Balancer Labs, the company behind the Balancer decentralized finance protocol, is shutting down due to financial strain and fallout from a $116 million hack in November. Founder Fernando Martinelli stated the corporate entity had become a liability, operating without revenue. Executives propose transitioning protocol governance to the Balancer Foundation and DAO under a leaner, cost-effective model, with votes pending on operational restructuring and tokenomics changes. The protocol’s total value locked has plummeted from a peak of $3.3 billion to $158 million.
Balancer Labs is winding down operations after mounting financial pressure and a $116 million security exploit last November. Founder Fernando Martinelli stated the decision was made because the labs had become a “liability rather than an asset to the protocol.” CEO Marcus Hardt added the company spent too much to attract liquidity relative to protocol revenue, diluting Balancer (BAL) token holders.
The protocol’s total value locked peaked at $3.3 billion in November 2021 but fell to $800 million by October 2025. The hack precipitated a further $500 million drop in TVL over two weeks, with the figure now at $158 million.
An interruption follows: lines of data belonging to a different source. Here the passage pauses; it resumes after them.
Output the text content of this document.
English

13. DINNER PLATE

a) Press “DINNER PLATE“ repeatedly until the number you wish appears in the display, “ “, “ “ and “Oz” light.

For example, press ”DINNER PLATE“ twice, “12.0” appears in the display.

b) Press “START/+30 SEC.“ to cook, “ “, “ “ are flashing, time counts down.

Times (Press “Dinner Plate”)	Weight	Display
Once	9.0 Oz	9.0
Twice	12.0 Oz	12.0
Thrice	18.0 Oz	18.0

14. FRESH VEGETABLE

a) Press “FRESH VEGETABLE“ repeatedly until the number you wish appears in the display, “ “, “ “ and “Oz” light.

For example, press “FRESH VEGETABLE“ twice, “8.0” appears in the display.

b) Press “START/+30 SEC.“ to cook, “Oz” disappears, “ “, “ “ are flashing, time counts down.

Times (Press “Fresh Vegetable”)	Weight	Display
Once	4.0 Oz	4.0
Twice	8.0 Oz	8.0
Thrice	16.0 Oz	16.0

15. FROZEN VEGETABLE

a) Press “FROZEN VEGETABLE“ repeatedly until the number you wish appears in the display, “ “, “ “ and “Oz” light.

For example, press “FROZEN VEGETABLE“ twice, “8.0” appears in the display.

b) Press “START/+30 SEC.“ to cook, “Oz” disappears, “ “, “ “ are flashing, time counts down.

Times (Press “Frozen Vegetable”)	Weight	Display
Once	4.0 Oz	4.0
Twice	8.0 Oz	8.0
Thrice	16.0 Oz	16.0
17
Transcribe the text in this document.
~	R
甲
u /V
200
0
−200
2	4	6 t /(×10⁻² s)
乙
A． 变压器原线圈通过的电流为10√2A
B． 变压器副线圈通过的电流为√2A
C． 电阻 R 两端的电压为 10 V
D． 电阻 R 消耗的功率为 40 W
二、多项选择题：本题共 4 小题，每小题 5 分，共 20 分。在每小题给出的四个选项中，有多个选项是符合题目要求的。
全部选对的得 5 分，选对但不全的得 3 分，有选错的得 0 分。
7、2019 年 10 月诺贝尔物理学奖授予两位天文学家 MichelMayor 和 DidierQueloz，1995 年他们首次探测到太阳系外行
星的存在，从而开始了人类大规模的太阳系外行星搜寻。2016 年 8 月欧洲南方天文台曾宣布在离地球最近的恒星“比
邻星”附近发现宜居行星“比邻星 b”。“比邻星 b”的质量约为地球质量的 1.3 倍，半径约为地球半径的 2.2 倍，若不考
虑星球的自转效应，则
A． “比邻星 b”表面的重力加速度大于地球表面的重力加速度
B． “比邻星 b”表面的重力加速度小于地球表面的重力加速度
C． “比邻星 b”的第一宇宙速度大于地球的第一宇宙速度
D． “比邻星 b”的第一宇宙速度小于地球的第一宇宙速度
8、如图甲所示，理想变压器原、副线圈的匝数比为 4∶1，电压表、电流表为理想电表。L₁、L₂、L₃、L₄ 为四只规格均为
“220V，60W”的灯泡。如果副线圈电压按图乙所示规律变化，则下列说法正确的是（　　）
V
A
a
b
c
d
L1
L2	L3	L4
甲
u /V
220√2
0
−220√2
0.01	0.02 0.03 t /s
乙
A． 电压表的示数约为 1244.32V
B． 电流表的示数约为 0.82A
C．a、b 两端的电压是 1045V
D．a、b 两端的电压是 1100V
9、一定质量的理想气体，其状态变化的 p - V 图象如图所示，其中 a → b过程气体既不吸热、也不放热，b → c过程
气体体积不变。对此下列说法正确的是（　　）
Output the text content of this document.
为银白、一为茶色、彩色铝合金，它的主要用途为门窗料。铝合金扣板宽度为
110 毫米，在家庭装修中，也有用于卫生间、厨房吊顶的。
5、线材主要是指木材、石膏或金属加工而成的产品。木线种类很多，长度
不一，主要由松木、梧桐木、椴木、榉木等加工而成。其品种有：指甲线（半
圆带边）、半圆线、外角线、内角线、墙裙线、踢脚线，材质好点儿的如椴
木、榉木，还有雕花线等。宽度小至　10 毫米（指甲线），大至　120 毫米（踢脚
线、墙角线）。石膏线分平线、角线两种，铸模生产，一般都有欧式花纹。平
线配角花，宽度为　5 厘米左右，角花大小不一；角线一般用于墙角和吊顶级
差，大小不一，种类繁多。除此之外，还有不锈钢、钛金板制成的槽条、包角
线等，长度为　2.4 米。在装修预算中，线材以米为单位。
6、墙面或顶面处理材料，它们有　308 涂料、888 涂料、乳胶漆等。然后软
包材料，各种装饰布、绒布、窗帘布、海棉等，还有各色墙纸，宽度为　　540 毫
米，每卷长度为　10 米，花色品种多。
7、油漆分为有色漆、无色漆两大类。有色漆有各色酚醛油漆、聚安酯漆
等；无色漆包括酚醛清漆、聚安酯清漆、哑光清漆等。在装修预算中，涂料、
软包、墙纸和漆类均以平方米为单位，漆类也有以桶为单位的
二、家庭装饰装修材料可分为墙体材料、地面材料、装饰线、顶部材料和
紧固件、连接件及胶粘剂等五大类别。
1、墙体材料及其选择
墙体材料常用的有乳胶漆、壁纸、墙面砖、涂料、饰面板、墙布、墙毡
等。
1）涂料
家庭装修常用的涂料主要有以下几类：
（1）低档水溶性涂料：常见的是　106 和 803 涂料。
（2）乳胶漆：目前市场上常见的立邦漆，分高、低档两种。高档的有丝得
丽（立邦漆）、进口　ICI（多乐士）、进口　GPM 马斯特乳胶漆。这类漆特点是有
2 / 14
Martinelli said the exploit created ongoing legal exposure, making it unsustainable to maintain a corporate entity carrying that liability.
Moving forward, Hardt and Martinelli are pushing for the protocol’s future to be managed by the Balancer Foundation and its decentralized autonomous organization. Martinelli advocated for a “lean continuation path,” which involves cutting BAL emissions to zero and restructuring fees so the DAO captures more revenue.
“Balancer still has real value to build from here. If we can make this transition work, we have a real chance to build a stronger and more sustainable protocol on the other side of it,” Hardt said. The DAO is set to vote on proposals for operational restructuring and BAL tokenomics changes.
Martinelli noted the protocol generated over $1 million in revenue across the past three months. “That’s not nothing — that’s a functioning protocol buried under a broken tokenomics model and an overweight cost structure,” he stated, adding, “The problem isn’t that Balancer doesn’t work. The problem is that the economics around Balancer aren’t working. Those are fixable.”